My progress: Suppose we want to divide the given frequency by a factor of 6. Then, I thought that we can achieve our task by connecting the counter circuit and then adding some combinatorial circuit to change the clock only when 3 counts are done. This way whenever 6 counts are completed, one output cycle will complete.(Look at the circuit below):
But how do we do when we want to divide the clock frequency by a factor of 3 or 5 or 9?
There is a wonderful summary of division methods using only JK flipflops without other gates, published in 1968(!) as "Gateless Scalers with J-K Flip-flops" by P. A. Neeteson of Philips Central Application Laboratory, Eindhoven, Netherlands. The article is long out of print, but I obtained a photocopy through the British Library.
Answered by henros on November 17, 2021
Your flip-flop divider is creating a binary counter: the input is the one's place, the first FF gives the next binary digit, etc.
The key is that this type of counter resets automatically, e.g. after 16 cycles using 3 FF's (4 bits).

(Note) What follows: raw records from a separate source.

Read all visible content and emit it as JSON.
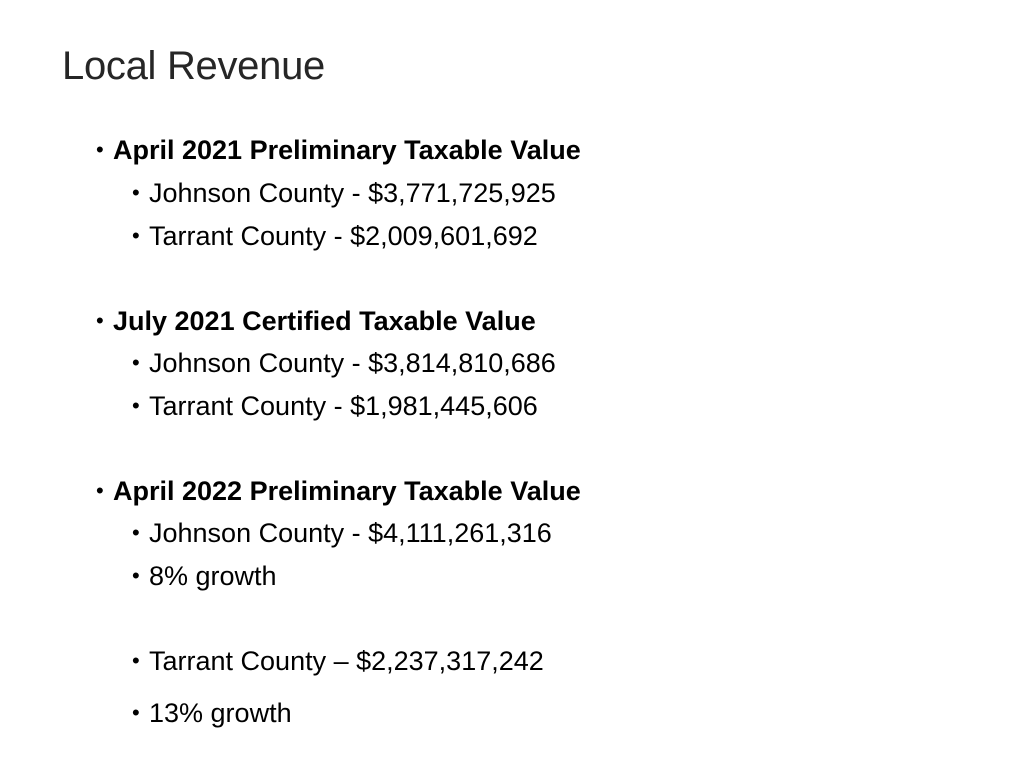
{
  "slide": {
    "title": "Local Revenue",
    "bullet_char": "•",
    "sections": [
      {
        "heading": "April 2021 Preliminary Taxable Value",
        "items": [
          "Johnson County - $3,771,725,925",
          "Tarrant County - $2,009,601,692"
        ]
      },
      {
        "heading": "July 2021 Certified Taxable Value",
        "items": [
          "Johnson County - $3,814,810,686",
          "Tarrant County - $1,981,445,606"
        ]
      },
      {
        "heading": "April 2022 Preliminary Taxable Value",
        "items": [
          "Johnson County - $4,111,261,316",
          "8% growth",
          "Tarrant County – $2,237,317,242",
          "13% growth"
        ]
      }
    ]
  }
}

You can also reset the counter earlier to create an arbitrary divider; if you enable a (synchronous) reset when that counter has a value of N-1, the top bit (that changes) will yield a rising edge every N cycles.

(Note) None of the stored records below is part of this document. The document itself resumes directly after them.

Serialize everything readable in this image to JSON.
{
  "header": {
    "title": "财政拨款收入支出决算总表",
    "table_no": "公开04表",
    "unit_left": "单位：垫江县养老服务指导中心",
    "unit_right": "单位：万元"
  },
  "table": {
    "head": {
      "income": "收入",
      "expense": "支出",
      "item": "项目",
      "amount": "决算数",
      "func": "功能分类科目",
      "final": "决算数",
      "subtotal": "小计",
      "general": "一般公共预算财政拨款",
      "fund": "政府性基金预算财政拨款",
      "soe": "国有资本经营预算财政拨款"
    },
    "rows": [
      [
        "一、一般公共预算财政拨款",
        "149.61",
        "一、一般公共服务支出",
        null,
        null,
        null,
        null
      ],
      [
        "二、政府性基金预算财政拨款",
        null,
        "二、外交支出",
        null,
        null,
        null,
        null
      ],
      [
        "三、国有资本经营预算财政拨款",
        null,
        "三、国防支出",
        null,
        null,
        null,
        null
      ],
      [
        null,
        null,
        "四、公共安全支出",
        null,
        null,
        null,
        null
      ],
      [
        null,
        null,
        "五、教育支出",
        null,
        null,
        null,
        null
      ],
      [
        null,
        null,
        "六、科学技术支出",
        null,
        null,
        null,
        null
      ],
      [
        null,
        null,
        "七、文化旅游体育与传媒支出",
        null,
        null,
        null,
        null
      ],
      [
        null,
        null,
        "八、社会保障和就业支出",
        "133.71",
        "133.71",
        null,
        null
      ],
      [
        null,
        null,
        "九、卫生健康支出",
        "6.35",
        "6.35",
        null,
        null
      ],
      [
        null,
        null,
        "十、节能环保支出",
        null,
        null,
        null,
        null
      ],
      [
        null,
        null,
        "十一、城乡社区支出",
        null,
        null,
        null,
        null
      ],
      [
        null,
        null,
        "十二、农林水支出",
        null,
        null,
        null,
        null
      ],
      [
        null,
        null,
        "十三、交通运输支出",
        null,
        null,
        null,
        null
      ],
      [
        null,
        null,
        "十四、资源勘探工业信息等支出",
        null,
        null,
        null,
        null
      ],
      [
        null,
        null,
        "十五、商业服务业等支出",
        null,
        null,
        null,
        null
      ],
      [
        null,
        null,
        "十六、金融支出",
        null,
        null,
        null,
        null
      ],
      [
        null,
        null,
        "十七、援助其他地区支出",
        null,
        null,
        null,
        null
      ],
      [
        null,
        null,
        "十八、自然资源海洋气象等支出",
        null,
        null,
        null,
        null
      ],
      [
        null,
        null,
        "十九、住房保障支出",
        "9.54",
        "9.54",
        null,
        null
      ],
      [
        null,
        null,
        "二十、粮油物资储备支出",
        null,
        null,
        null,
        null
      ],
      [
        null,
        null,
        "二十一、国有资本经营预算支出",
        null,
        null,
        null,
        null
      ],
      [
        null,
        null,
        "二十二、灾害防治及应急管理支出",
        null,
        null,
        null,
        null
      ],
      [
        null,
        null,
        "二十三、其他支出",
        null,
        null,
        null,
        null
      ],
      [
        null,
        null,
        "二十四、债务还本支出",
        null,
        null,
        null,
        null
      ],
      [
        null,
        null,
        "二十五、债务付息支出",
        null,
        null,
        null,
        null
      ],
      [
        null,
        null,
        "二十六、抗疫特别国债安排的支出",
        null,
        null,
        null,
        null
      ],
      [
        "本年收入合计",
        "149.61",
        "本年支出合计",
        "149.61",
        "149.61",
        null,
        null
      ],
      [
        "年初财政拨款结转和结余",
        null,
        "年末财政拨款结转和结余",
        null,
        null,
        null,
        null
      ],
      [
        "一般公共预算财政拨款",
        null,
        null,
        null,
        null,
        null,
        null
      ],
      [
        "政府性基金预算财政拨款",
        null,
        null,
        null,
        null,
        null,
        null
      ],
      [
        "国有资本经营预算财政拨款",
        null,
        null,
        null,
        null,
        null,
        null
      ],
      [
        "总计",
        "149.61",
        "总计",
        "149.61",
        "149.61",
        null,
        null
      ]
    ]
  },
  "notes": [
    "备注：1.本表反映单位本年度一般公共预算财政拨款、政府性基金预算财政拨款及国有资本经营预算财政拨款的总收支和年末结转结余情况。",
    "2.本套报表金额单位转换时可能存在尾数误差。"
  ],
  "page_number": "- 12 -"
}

Note that this output will not have a 50% duty cycle, unless N is a power of 2. You can improve this with some additional decoding, outputting a 1 (only) when the counter is N/2 or greater. If N is odd, you will need something like a PLL to achieve 50%.

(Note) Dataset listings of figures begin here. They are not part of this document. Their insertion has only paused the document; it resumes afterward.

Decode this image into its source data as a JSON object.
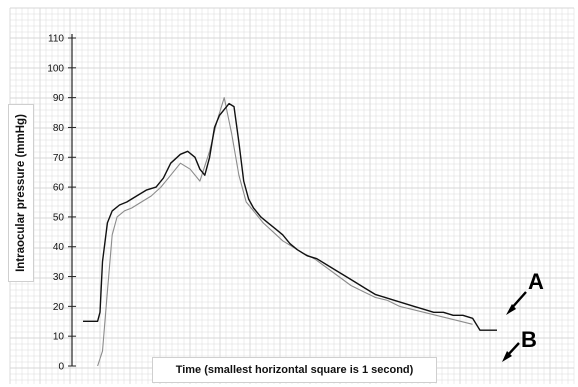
{
  "chart_data": {
    "type": "line",
    "ylabel": "Intraocular pressure (mmHg)",
    "xlabel": "Time (smallest horizontal square is 1 second)",
    "ylim": [
      0,
      110
    ],
    "yticks": [
      "0",
      "10",
      "20",
      "30",
      "40",
      "50",
      "60",
      "70",
      "80",
      "90",
      "100",
      "110"
    ],
    "grid": true,
    "colors": {
      "trace_a": "#111111",
      "trace_b": "#8c8c8c",
      "grid": "#d7d7d7"
    },
    "series": [
      {
        "x": [
          0,
          3,
          6,
          7,
          8,
          10,
          12,
          15,
          18,
          22,
          26,
          30,
          33,
          36,
          40,
          43,
          46,
          48,
          50,
          52,
          54,
          56,
          58,
          60,
          62,
          64,
          66,
          68,
          70,
          73,
          76,
          79,
          82,
          85,
          88,
          92,
          96,
          100,
          104,
          108,
          112,
          116,
          120,
          124,
          128,
          132,
          136,
          140,
          144,
          148,
          152,
          156,
          160,
          163,
          166,
          170
        ],
        "values": [
          15,
          15,
          15,
          18,
          35,
          48,
          52,
          54,
          55,
          57,
          59,
          60,
          63,
          68,
          71,
          72,
          70,
          66,
          64,
          70,
          80,
          84,
          86,
          88,
          87,
          75,
          62,
          56,
          53,
          50,
          48,
          46,
          44,
          41,
          39,
          37,
          36,
          34,
          32,
          30,
          28,
          26,
          24,
          23,
          22,
          21,
          20,
          19,
          18,
          18,
          17,
          17,
          16,
          12,
          12,
          12
        ]
      },
      {
        "x": [
          6,
          8,
          10,
          12,
          14,
          17,
          20,
          24,
          28,
          32,
          36,
          40,
          44,
          48,
          52,
          55,
          58,
          61,
          64,
          67,
          70,
          74,
          78,
          82,
          86,
          90,
          95,
          100,
          105,
          110,
          115,
          120,
          125,
          130,
          135,
          140,
          145,
          150,
          155,
          160
        ],
        "values": [
          0,
          5,
          25,
          44,
          50,
          52,
          53,
          55,
          57,
          60,
          64,
          68,
          66,
          62,
          72,
          82,
          90,
          78,
          64,
          55,
          52,
          48,
          45,
          42,
          40,
          38,
          36,
          33,
          30,
          27,
          25,
          23,
          22,
          20,
          19,
          18,
          17,
          16,
          15,
          14
        ]
      }
    ],
    "annotations": [
      "A",
      "B"
    ]
  }
}
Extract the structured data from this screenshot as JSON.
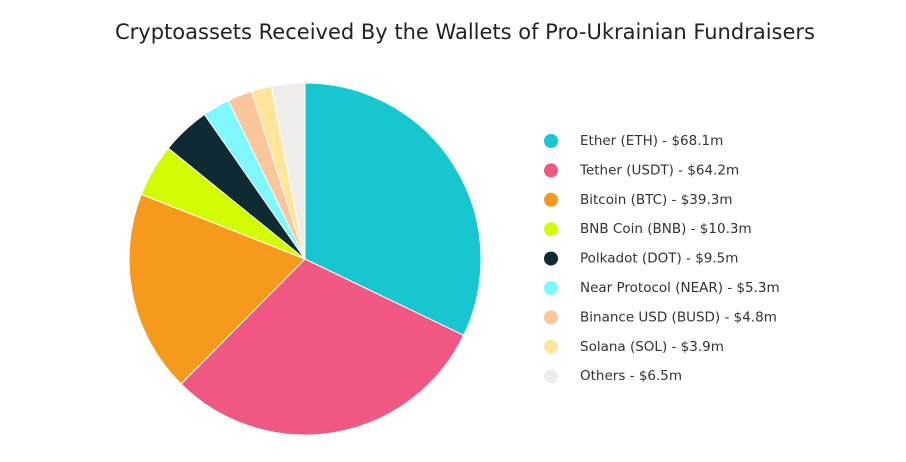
{
  "chart_data": {
    "type": "pie",
    "title": "Cryptoassets Received By the Wallets of Pro-Ukrainian Fundraisers",
    "categories": [
      "Ether (ETH) - $68.1m",
      "Tether (USDT) - $64.2m",
      "Bitcoin (BTC) - $39.3m",
      "BNB Coin (BNB) - $10.3m",
      "Polkadot (DOT) - $9.5m",
      "Near Protocol (NEAR) - $5.3m",
      "Binance USD (BUSD) - $4.8m",
      "Solana (SOL) - $3.9m",
      "Others - $6.5m"
    ],
    "values": [
      68.1,
      64.2,
      39.3,
      10.3,
      9.5,
      5.3,
      4.8,
      3.9,
      6.5
    ],
    "colors": [
      "#17c6cf",
      "#f05883",
      "#f7991c",
      "#d3fb03",
      "#0e2a33",
      "#7ff9ff",
      "#fbc79a",
      "#fde59c",
      "#efedea"
    ]
  }
}
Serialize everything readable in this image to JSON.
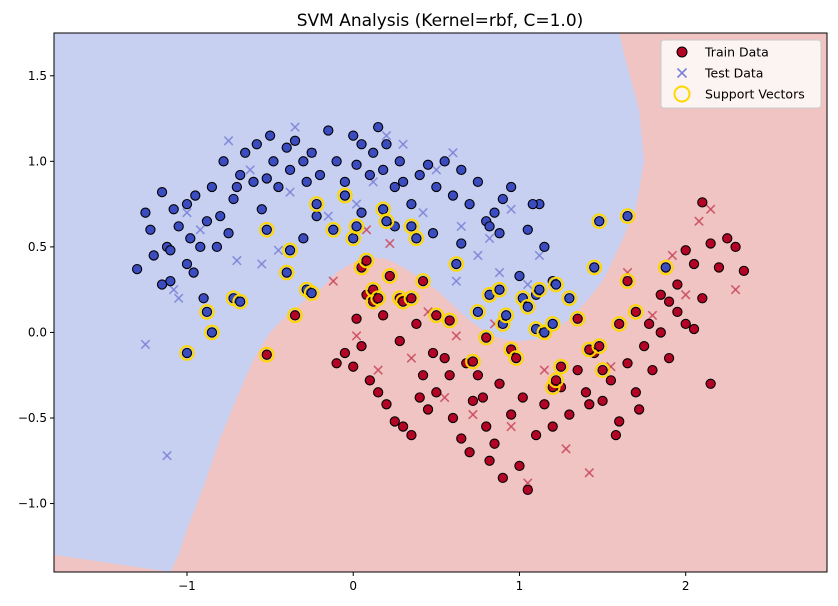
{
  "chart_data": {
    "type": "scatter",
    "title": "SVM Analysis (Kernel=rbf, C=1.0)",
    "xlabel": "",
    "ylabel": "",
    "xlim": [
      -1.8,
      2.85
    ],
    "ylim": [
      -1.4,
      1.75
    ],
    "xticks": [
      -1,
      0,
      1,
      2
    ],
    "yticks": [
      -1.0,
      -0.5,
      0.0,
      0.5,
      1.0,
      1.5
    ],
    "grid": false,
    "legend_position": "top-right",
    "legend": [
      {
        "label": "Train Data",
        "marker": "circle"
      },
      {
        "label": "Test Data",
        "marker": "x"
      },
      {
        "label": "Support Vectors",
        "marker": "ring"
      }
    ],
    "colors": {
      "class0_region": "#c8d0f2",
      "class1_region": "#f0c4c2",
      "class0_point": "#3b4cc0",
      "class1_point": "#b40426",
      "test_class0": "#7b83d6",
      "test_class1": "#c9485c",
      "support_ring": "#ffd700"
    },
    "boundary": [
      [
        -1.8,
        -1.3
      ],
      [
        -1.1,
        -1.4
      ],
      [
        -1.05,
        -1.3
      ],
      [
        -1.0,
        -1.15
      ],
      [
        -0.9,
        -0.9
      ],
      [
        -0.8,
        -0.62
      ],
      [
        -0.7,
        -0.38
      ],
      [
        -0.6,
        -0.16
      ],
      [
        -0.5,
        0.0
      ],
      [
        -0.4,
        0.1
      ],
      [
        -0.3,
        0.18
      ],
      [
        -0.2,
        0.25
      ],
      [
        -0.1,
        0.35
      ],
      [
        0.0,
        0.41
      ],
      [
        0.1,
        0.44
      ],
      [
        0.2,
        0.43
      ],
      [
        0.3,
        0.38
      ],
      [
        0.4,
        0.32
      ],
      [
        0.5,
        0.25
      ],
      [
        0.6,
        0.16
      ],
      [
        0.7,
        0.07
      ],
      [
        0.8,
        0.0
      ],
      [
        0.9,
        -0.04
      ],
      [
        1.0,
        -0.05
      ],
      [
        1.1,
        -0.04
      ],
      [
        1.2,
        0.0
      ],
      [
        1.3,
        0.08
      ],
      [
        1.4,
        0.18
      ],
      [
        1.5,
        0.3
      ],
      [
        1.6,
        0.5
      ],
      [
        1.7,
        0.72
      ],
      [
        1.75,
        1.0
      ],
      [
        1.72,
        1.3
      ],
      [
        1.65,
        1.55
      ],
      [
        1.6,
        1.75
      ]
    ],
    "train_class0": [
      [
        -1.3,
        0.37
      ],
      [
        -1.25,
        0.7
      ],
      [
        -1.22,
        0.6
      ],
      [
        -1.2,
        0.45
      ],
      [
        -1.15,
        0.82
      ],
      [
        -1.15,
        0.28
      ],
      [
        -1.12,
        0.5
      ],
      [
        -1.1,
        0.48
      ],
      [
        -1.1,
        0.3
      ],
      [
        -1.08,
        0.72
      ],
      [
        -1.05,
        0.62
      ],
      [
        -1.0,
        0.75
      ],
      [
        -1.0,
        0.4
      ],
      [
        -0.98,
        0.55
      ],
      [
        -0.96,
        0.35
      ],
      [
        -0.95,
        0.8
      ],
      [
        -0.92,
        0.5
      ],
      [
        -0.9,
        0.2
      ],
      [
        -0.88,
        0.65
      ],
      [
        -0.85,
        0.85
      ],
      [
        -0.82,
        0.5
      ],
      [
        -0.8,
        0.68
      ],
      [
        -0.78,
        1.0
      ],
      [
        -0.75,
        0.58
      ],
      [
        -0.72,
        0.78
      ],
      [
        -0.7,
        0.85
      ],
      [
        -0.68,
        0.92
      ],
      [
        -0.65,
        1.05
      ],
      [
        -0.6,
        0.88
      ],
      [
        -0.58,
        1.1
      ],
      [
        -0.55,
        0.72
      ],
      [
        -0.52,
        0.9
      ],
      [
        -0.5,
        1.15
      ],
      [
        -0.48,
        1.0
      ],
      [
        -0.45,
        0.85
      ],
      [
        -0.4,
        1.08
      ],
      [
        -0.38,
        0.95
      ],
      [
        -0.35,
        1.12
      ],
      [
        -0.3,
        1.0
      ],
      [
        -0.28,
        0.88
      ],
      [
        -0.25,
        1.05
      ],
      [
        -0.2,
        0.92
      ],
      [
        -0.15,
        1.18
      ],
      [
        -0.1,
        1.0
      ],
      [
        -0.05,
        0.88
      ],
      [
        0.0,
        1.15
      ],
      [
        0.02,
        0.98
      ],
      [
        0.05,
        1.1
      ],
      [
        0.1,
        0.92
      ],
      [
        0.12,
        1.05
      ],
      [
        0.15,
        1.2
      ],
      [
        0.18,
        0.95
      ],
      [
        0.2,
        1.1
      ],
      [
        0.25,
        0.85
      ],
      [
        0.28,
        1.0
      ],
      [
        0.3,
        0.88
      ],
      [
        0.35,
        0.75
      ],
      [
        0.4,
        0.92
      ],
      [
        0.45,
        0.98
      ],
      [
        0.5,
        0.85
      ],
      [
        0.55,
        1.0
      ],
      [
        0.6,
        0.8
      ],
      [
        0.65,
        0.95
      ],
      [
        0.7,
        0.75
      ],
      [
        0.75,
        0.88
      ],
      [
        0.8,
        0.65
      ],
      [
        0.85,
        0.7
      ],
      [
        0.88,
        0.58
      ],
      [
        0.9,
        0.78
      ],
      [
        0.95,
        0.85
      ],
      [
        1.0,
        0.33
      ],
      [
        1.05,
        0.6
      ],
      [
        1.1,
        0.22
      ],
      [
        1.12,
        0.75
      ],
      [
        1.15,
        0.5
      ],
      [
        1.2,
        0.3
      ],
      [
        -0.22,
        0.68
      ],
      [
        0.05,
        0.7
      ],
      [
        0.25,
        0.62
      ],
      [
        0.82,
        0.62
      ],
      [
        0.48,
        0.58
      ],
      [
        -0.3,
        0.55
      ],
      [
        0.65,
        0.52
      ],
      [
        1.08,
        0.75
      ]
    ],
    "train_class1": [
      [
        -0.1,
        -0.18
      ],
      [
        -0.05,
        -0.12
      ],
      [
        0.0,
        -0.2
      ],
      [
        0.05,
        -0.08
      ],
      [
        0.1,
        -0.28
      ],
      [
        0.15,
        -0.35
      ],
      [
        0.2,
        -0.42
      ],
      [
        0.25,
        -0.52
      ],
      [
        0.3,
        -0.55
      ],
      [
        0.35,
        -0.6
      ],
      [
        0.4,
        -0.38
      ],
      [
        0.42,
        -0.25
      ],
      [
        0.45,
        -0.45
      ],
      [
        0.5,
        -0.35
      ],
      [
        0.55,
        -0.15
      ],
      [
        0.6,
        -0.5
      ],
      [
        0.65,
        -0.62
      ],
      [
        0.7,
        -0.7
      ],
      [
        0.72,
        -0.4
      ],
      [
        0.75,
        -0.25
      ],
      [
        0.8,
        -0.55
      ],
      [
        0.82,
        -0.75
      ],
      [
        0.85,
        -0.65
      ],
      [
        0.88,
        -0.3
      ],
      [
        0.9,
        -0.85
      ],
      [
        0.95,
        -0.48
      ],
      [
        1.0,
        -0.78
      ],
      [
        1.02,
        -0.38
      ],
      [
        1.05,
        -0.92
      ],
      [
        1.1,
        -0.6
      ],
      [
        1.15,
        -0.42
      ],
      [
        1.2,
        -0.55
      ],
      [
        1.25,
        -0.32
      ],
      [
        1.3,
        -0.48
      ],
      [
        1.35,
        -0.22
      ],
      [
        1.4,
        -0.35
      ],
      [
        1.45,
        -0.12
      ],
      [
        1.5,
        -0.4
      ],
      [
        1.55,
        -0.28
      ],
      [
        1.6,
        -0.52
      ],
      [
        1.65,
        -0.18
      ],
      [
        1.7,
        -0.35
      ],
      [
        1.75,
        -0.08
      ],
      [
        1.8,
        -0.22
      ],
      [
        1.85,
        0.0
      ],
      [
        1.9,
        0.18
      ],
      [
        1.95,
        0.28
      ],
      [
        2.0,
        0.05
      ],
      [
        2.05,
        0.4
      ],
      [
        2.1,
        0.2
      ],
      [
        2.15,
        0.52
      ],
      [
        2.2,
        0.38
      ],
      [
        2.25,
        0.55
      ],
      [
        2.3,
        0.5
      ],
      [
        2.35,
        0.36
      ],
      [
        2.0,
        0.48
      ],
      [
        1.95,
        0.12
      ],
      [
        1.9,
        -0.15
      ],
      [
        1.85,
        0.22
      ],
      [
        2.05,
        0.02
      ],
      [
        2.1,
        0.76
      ],
      [
        0.08,
        0.22
      ],
      [
        0.02,
        0.08
      ],
      [
        0.18,
        0.1
      ],
      [
        0.28,
        -0.05
      ],
      [
        0.38,
        0.05
      ],
      [
        0.48,
        -0.12
      ],
      [
        0.58,
        -0.25
      ],
      [
        0.68,
        -0.18
      ],
      [
        0.78,
        -0.38
      ],
      [
        1.42,
        -0.42
      ],
      [
        1.58,
        -0.6
      ],
      [
        1.72,
        -0.45
      ],
      [
        2.15,
        -0.3
      ],
      [
        1.78,
        0.05
      ]
    ],
    "test_class0": [
      [
        -1.25,
        -0.07
      ],
      [
        -1.12,
        -0.72
      ],
      [
        -1.05,
        0.2
      ],
      [
        -1.0,
        0.7
      ],
      [
        -0.92,
        0.6
      ],
      [
        -0.75,
        1.12
      ],
      [
        -0.7,
        0.42
      ],
      [
        -0.62,
        0.95
      ],
      [
        -0.55,
        0.4
      ],
      [
        -0.45,
        0.48
      ],
      [
        -0.38,
        0.82
      ],
      [
        -0.35,
        1.2
      ],
      [
        -0.25,
        1.05
      ],
      [
        -0.15,
        0.68
      ],
      [
        0.02,
        0.75
      ],
      [
        0.12,
        0.88
      ],
      [
        0.2,
        1.15
      ],
      [
        0.3,
        1.1
      ],
      [
        0.42,
        0.7
      ],
      [
        0.5,
        0.95
      ],
      [
        0.6,
        1.05
      ],
      [
        0.65,
        0.62
      ],
      [
        0.75,
        0.45
      ],
      [
        0.82,
        0.55
      ],
      [
        0.88,
        0.35
      ],
      [
        0.95,
        0.72
      ],
      [
        1.05,
        0.28
      ],
      [
        1.12,
        0.45
      ],
      [
        0.62,
        0.3
      ],
      [
        -1.08,
        0.25
      ]
    ],
    "test_class1": [
      [
        -0.12,
        0.3
      ],
      [
        0.02,
        -0.02
      ],
      [
        0.08,
        0.6
      ],
      [
        0.15,
        -0.22
      ],
      [
        0.22,
        0.52
      ],
      [
        0.35,
        -0.15
      ],
      [
        0.45,
        0.12
      ],
      [
        0.55,
        -0.38
      ],
      [
        0.62,
        -0.02
      ],
      [
        0.72,
        -0.48
      ],
      [
        0.85,
        0.05
      ],
      [
        0.95,
        -0.55
      ],
      [
        1.05,
        -0.88
      ],
      [
        1.15,
        -0.22
      ],
      [
        1.28,
        -0.68
      ],
      [
        1.42,
        -0.82
      ],
      [
        1.55,
        -0.2
      ],
      [
        1.65,
        0.35
      ],
      [
        1.8,
        0.1
      ],
      [
        1.92,
        0.45
      ],
      [
        2.0,
        0.22
      ],
      [
        2.08,
        0.65
      ],
      [
        2.15,
        0.72
      ],
      [
        2.3,
        0.25
      ]
    ],
    "support_vectors": [
      [
        -1.0,
        -0.12
      ],
      [
        -0.88,
        0.12
      ],
      [
        -0.85,
        0.0
      ],
      [
        -0.72,
        0.2
      ],
      [
        -0.68,
        0.18
      ],
      [
        -0.52,
        0.6
      ],
      [
        -0.52,
        -0.13
      ],
      [
        -0.4,
        0.35
      ],
      [
        -0.38,
        0.48
      ],
      [
        -0.35,
        0.1
      ],
      [
        -0.28,
        0.25
      ],
      [
        -0.25,
        0.23
      ],
      [
        -0.22,
        0.75
      ],
      [
        -0.12,
        0.6
      ],
      [
        -0.05,
        0.8
      ],
      [
        0.0,
        0.55
      ],
      [
        0.02,
        0.62
      ],
      [
        0.05,
        0.38
      ],
      [
        0.08,
        0.42
      ],
      [
        0.12,
        0.18
      ],
      [
        0.12,
        0.25
      ],
      [
        0.15,
        0.2
      ],
      [
        0.18,
        0.72
      ],
      [
        0.2,
        0.65
      ],
      [
        0.22,
        0.33
      ],
      [
        0.28,
        0.2
      ],
      [
        0.3,
        0.18
      ],
      [
        0.35,
        0.2
      ],
      [
        0.35,
        0.62
      ],
      [
        0.38,
        0.55
      ],
      [
        0.42,
        0.3
      ],
      [
        0.5,
        0.1
      ],
      [
        0.58,
        0.07
      ],
      [
        0.62,
        0.4
      ],
      [
        0.72,
        -0.17
      ],
      [
        0.75,
        0.12
      ],
      [
        0.8,
        -0.03
      ],
      [
        0.82,
        0.22
      ],
      [
        0.88,
        0.25
      ],
      [
        0.9,
        0.05
      ],
      [
        0.92,
        0.1
      ],
      [
        0.95,
        -0.1
      ],
      [
        0.98,
        -0.15
      ],
      [
        1.02,
        0.2
      ],
      [
        1.05,
        0.15
      ],
      [
        1.1,
        0.02
      ],
      [
        1.12,
        0.25
      ],
      [
        1.15,
        0.0
      ],
      [
        1.2,
        0.05
      ],
      [
        1.22,
        0.28
      ],
      [
        1.25,
        -0.2
      ],
      [
        1.2,
        -0.32
      ],
      [
        1.3,
        0.2
      ],
      [
        1.35,
        0.08
      ],
      [
        1.42,
        -0.1
      ],
      [
        1.48,
        -0.08
      ],
      [
        1.45,
        0.38
      ],
      [
        1.48,
        0.65
      ],
      [
        1.5,
        -0.22
      ],
      [
        1.6,
        0.05
      ],
      [
        1.65,
        0.3
      ],
      [
        1.65,
        0.68
      ],
      [
        1.7,
        0.12
      ],
      [
        1.88,
        0.38
      ],
      [
        1.22,
        -0.28
      ]
    ]
  }
}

Answered by mbedded on November 17, 2021
Question
How to divide frequency by an arbitrary number?
Answer
By a octal or decade counter.
References
(1) CD 4017 CD4022 CMOS Frequency Counter Dividers - TI
(2) Digital Counters - Wikipedia
(3) Ring Counter (Including Johnson Counter) - Wikipedia
(4) Johnson Counter - Electronics Course
(5) Robert Royce Johnson (Johnson Counter) - Wikipedia
(6) Robert Royce (Bob) Johnson - The Salt Lake Tribune
Answered by tlfong01 on November 17, 2021
Use added logic to capture counts as they appear at the binary counters outputs. The LSB is 1 if high. The weight of the bits is 1, 2, 4, 8 for a 4 bit counter. A count of 9 means 1 and 8 are high, 2 and 4 are low. Use and or nand gates on these pins to reset the counter each time it has a count of 9, or a count of 8 if asynchronous reset, as 0 is part of the count.
As long as the clock pulse is running it will repeat the same count endlessly.
Because 0 is part of the count, the counter will have one more state then the counters value.